Koltuk altı terlemesi hayatınızı cehenneme çevirebilir. Ama terlemenin cildiniz açısından iyileştirici özellikleri de bulunuyor.

Untitled-1

Terleme, vücudun sıcak havalara karşı kendisini koruma yöntemi. Bizler de ne yaparsak yapalım, yazın ter içinde kalmaktan bir türlü kurtulamıyoruz. Ama ter bezlerinin tek işlevi terlemenizi sağlamak değil. Bunun yanı sıra, yaraların ve sıyrıkların iyileşmesi konusunda da ter bezlerin önemli rol oynuyor.

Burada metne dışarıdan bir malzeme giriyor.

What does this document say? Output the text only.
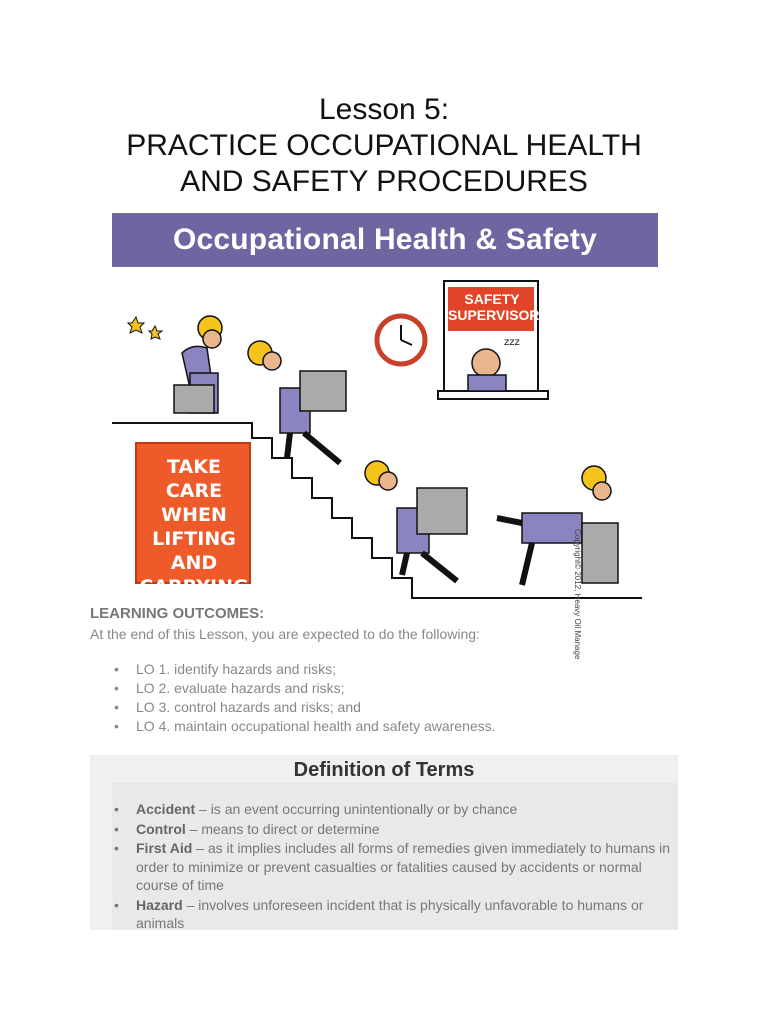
Lesson 5:
PRACTICE OCCUPATIONAL HEALTH
AND SAFETY PROCEDURES
Occupational Health & Safety
zzz
SAFETY SUPERVISOR
TAKE CARE WHEN LIFTING AND CARRYING	Copyright© 2012, Heavy Oil Manage
LEARNING OUTCOMES:

At the end of this Lesson, you are expected to do the following:

• LO 1. identify hazards and risks;
• LO 2. evaluate hazards and risks;
• LO 3. control hazards and risks; and
• LO 4. maintain occupational health and safety awareness.
Definition of Terms
• Accident – is an event occurring unintentionally or by chance
• Control – means to direct or determine
• First Aid – as it implies includes all forms of remedies given immediately to humans in order to minimize or prevent casualties or fatalities caused by accidents or normal course of time
• Hazard – involves unforeseen incident that is physically unfavorable to humans or animals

Michigan Üniversitesi’nde yapılan ve Aging Cell’de yayımlanan yeni bir çalışma ise yaralarımızın iyileşmesinin yaşlanma ile beraber neden zorlaştığını açıklamaya koyuldu. Meselenin terleme ile alakası olabilir. Ter bezleri, ya da teknik açıdan konuşacak olursak ekrin bezler, vücudumuzun neredeyse her bölgesinde bulunuyor. Ekrin bezlerin en yoğun bulunduğu bölgeler ise koltuk altı, avuç içi ve ayak tabanı. Duygusal strese (gerginlik, endişe ya da heyecan vb.) ve sıcaklığa bağlı olarak terleme miktarında değişiklik meydana gelebiliyor. Farkında olmadığınız bir diğer nokta ise, ter bezlerinin, travma sonrasında zedelenmiş hücrelerin yerine gelecek olan yeni deri hücreleri için depo görevi üstleniyor olduğu. Bu yeni hücreler ter bezlerinin içerisinde oluşuyor ve yaralanmanın meydana geldiği yüzeye ilerliyor. Bu süreç düzgün bir şekilde ilerlediğinde, yaralar güzelce iyileşiyor. Süreç sancılı işlerse de yaralar ya geç iyileşiyor ya da iyileşme gerçekleşemiyor.

Genç insanların yaşlılara kıyasla daha hızlı iyileştiğini bilirsin. Michigan’da yapılan araştırma da bu duruma yol açan etkenler arasında ter bezi fonksiyonlarının rolünün olup olmadığını aydınlatmayı hedefliyordu. Yaşlı insanlar genellikle genç insanlara göre daha az terliyorsa, buradan yola çıkarak ter bezlerinin daha az efektif olduğu sonucuna varabilir miydik? Yaralarının daha yavaş iyileşmesinin nedeni bu olabilir miydi?

Uzmanlara göre, tüm bu soruların yanıtı “evet” oldu.